Surface area + expression of a variable from formula - examples
- Quadrangular pyramid
The regular quadrangular pyramid has a base length of 6 cm and a side edge length of 9 centimeters. Calculate its volume and surface area.
- Axial cut of a rectangle
Calculate the volume and surface of the cylinder whose axial cut is a rectangle 15 cm wide with a diagonal of 25 cm long.
- Area to volume
If the surface area of a cube is 486, find its volume.
The sum of all cube edges is 30cm. Find the surface area of the cube.
How high is the airplane's pilot to see 0.001 of Earth's surface?
- Rectangular cuboid
The rectangular cuboid has a surface area 5334 cm2, its dimensions are in the ratio 2:4:5. Find the volume of this rectangular cuboid.
- Cone A2V
Surface of cone in the plane is a circular arc with central angle of 126° and area 415 cm2. Calculate the volume of a cone.

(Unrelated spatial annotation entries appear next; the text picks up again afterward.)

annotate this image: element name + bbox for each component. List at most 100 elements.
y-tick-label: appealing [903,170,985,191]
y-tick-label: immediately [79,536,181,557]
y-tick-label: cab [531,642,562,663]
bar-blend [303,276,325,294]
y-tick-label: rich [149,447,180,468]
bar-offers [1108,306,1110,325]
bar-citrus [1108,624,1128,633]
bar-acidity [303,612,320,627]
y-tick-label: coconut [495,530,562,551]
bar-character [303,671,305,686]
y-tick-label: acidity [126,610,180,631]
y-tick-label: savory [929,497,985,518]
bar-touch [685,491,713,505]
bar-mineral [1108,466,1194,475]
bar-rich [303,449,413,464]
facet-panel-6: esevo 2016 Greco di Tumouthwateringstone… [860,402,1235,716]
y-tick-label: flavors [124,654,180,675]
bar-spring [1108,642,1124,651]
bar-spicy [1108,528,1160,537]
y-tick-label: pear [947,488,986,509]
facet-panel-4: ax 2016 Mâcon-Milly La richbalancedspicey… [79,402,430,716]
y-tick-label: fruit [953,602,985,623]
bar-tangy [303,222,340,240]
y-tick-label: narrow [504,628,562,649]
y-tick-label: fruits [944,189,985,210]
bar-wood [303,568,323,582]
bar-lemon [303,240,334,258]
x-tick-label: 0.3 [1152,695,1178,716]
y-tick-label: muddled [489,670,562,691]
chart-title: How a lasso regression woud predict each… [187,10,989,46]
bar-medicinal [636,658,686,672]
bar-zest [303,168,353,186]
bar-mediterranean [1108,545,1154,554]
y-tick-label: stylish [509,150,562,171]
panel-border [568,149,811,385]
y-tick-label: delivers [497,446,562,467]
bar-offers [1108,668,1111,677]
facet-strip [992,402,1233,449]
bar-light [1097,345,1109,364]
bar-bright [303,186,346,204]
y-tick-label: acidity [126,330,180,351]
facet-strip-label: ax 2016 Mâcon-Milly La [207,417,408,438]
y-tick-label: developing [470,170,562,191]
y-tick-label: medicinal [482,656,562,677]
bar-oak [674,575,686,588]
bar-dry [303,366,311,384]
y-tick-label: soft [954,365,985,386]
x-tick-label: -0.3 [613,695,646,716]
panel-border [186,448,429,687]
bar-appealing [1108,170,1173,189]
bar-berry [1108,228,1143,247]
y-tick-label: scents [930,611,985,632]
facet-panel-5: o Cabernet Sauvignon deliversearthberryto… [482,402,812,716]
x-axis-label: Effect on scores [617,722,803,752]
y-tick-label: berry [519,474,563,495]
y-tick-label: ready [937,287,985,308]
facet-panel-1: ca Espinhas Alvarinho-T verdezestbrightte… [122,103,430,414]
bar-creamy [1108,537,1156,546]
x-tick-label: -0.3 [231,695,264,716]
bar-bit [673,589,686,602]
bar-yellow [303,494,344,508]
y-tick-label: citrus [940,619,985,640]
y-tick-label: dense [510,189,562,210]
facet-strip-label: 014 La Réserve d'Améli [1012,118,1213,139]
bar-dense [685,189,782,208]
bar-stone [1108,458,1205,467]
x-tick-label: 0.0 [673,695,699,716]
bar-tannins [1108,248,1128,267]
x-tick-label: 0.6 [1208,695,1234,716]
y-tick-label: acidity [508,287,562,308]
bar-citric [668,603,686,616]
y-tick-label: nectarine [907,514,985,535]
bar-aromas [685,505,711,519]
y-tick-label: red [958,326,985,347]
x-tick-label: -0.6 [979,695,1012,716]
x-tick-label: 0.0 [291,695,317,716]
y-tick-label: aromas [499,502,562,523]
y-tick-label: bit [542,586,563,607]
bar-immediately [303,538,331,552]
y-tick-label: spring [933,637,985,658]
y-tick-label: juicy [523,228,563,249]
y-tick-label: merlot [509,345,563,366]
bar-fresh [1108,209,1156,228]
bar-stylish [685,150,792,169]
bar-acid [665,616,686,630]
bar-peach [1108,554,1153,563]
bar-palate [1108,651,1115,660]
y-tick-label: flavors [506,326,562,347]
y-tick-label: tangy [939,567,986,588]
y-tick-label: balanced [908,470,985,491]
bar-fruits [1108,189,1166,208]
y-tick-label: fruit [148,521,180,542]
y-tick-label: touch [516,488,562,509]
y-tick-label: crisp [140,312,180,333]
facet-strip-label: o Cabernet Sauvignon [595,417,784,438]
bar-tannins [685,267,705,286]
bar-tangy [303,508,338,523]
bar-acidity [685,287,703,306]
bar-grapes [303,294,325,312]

The cube has area of base 225 mm2. Calculate the edge length, volume and area of its surface.
- Prism X
The prism with the edges of the lengths x cm, 2x cm and 3x cm has volume 20250 cm3. What is the area of surface of the prism?
- Sphere A2V
Surface of the sphere is 241 mm2. What is its volume?
- Iron sphere
Iron sphere has weight 100 kg and density ρ = 7600 kg/m3. Calculate the volume, surface and diameter of the sphere.
- Nice prism
Calculate the surface of the cuboid if the sum of its edges is a + b + c = 19 cm and the body diagonal size u = 13 cm.
- Equilateral cylinder
Equilateral cylinder (height = base diameter; h = 2r) has a volume of V = 199 cm3 . Calculate the surface area of the cylinder.
- Angle of deviation
The surface of the rotating cone is 30 cm2 (with circle base), its surface area is 20 cm2. Calculate the deviation of the side of this cone from the plane of the base.
- Triangular pyramid
It is given perpendicular regular triangular pyramid: base side a = 5 cm, height v = 8 cm, volume V = 28.8 cm3. What is it content (surface area)?
- Prism - box
The base of prism is a rectangle with a side of 7.5 cm and 12.5 cm diagonal. The volume of the prism is V = 0.9 dm3. Calculate the surface of the prism.
- Above Earth
To what height must a boy be raised above the earth in order to see one-fifth of its surface.
- Volume and surface
Calculate the volume and surface area of the cylinder when the cylinder height and base diameter is in a ratio of 3:4 and the area of the cylinder jacket is 24 dm2.
- Cone container
Rotary cone-shaped container has a volume 1000 cubic cm and a height 12 cm. Calculate how much metal we need for making this package.
Aviator sees part of the earth's surface with an area of 200,000 square kilometers. How high he flies?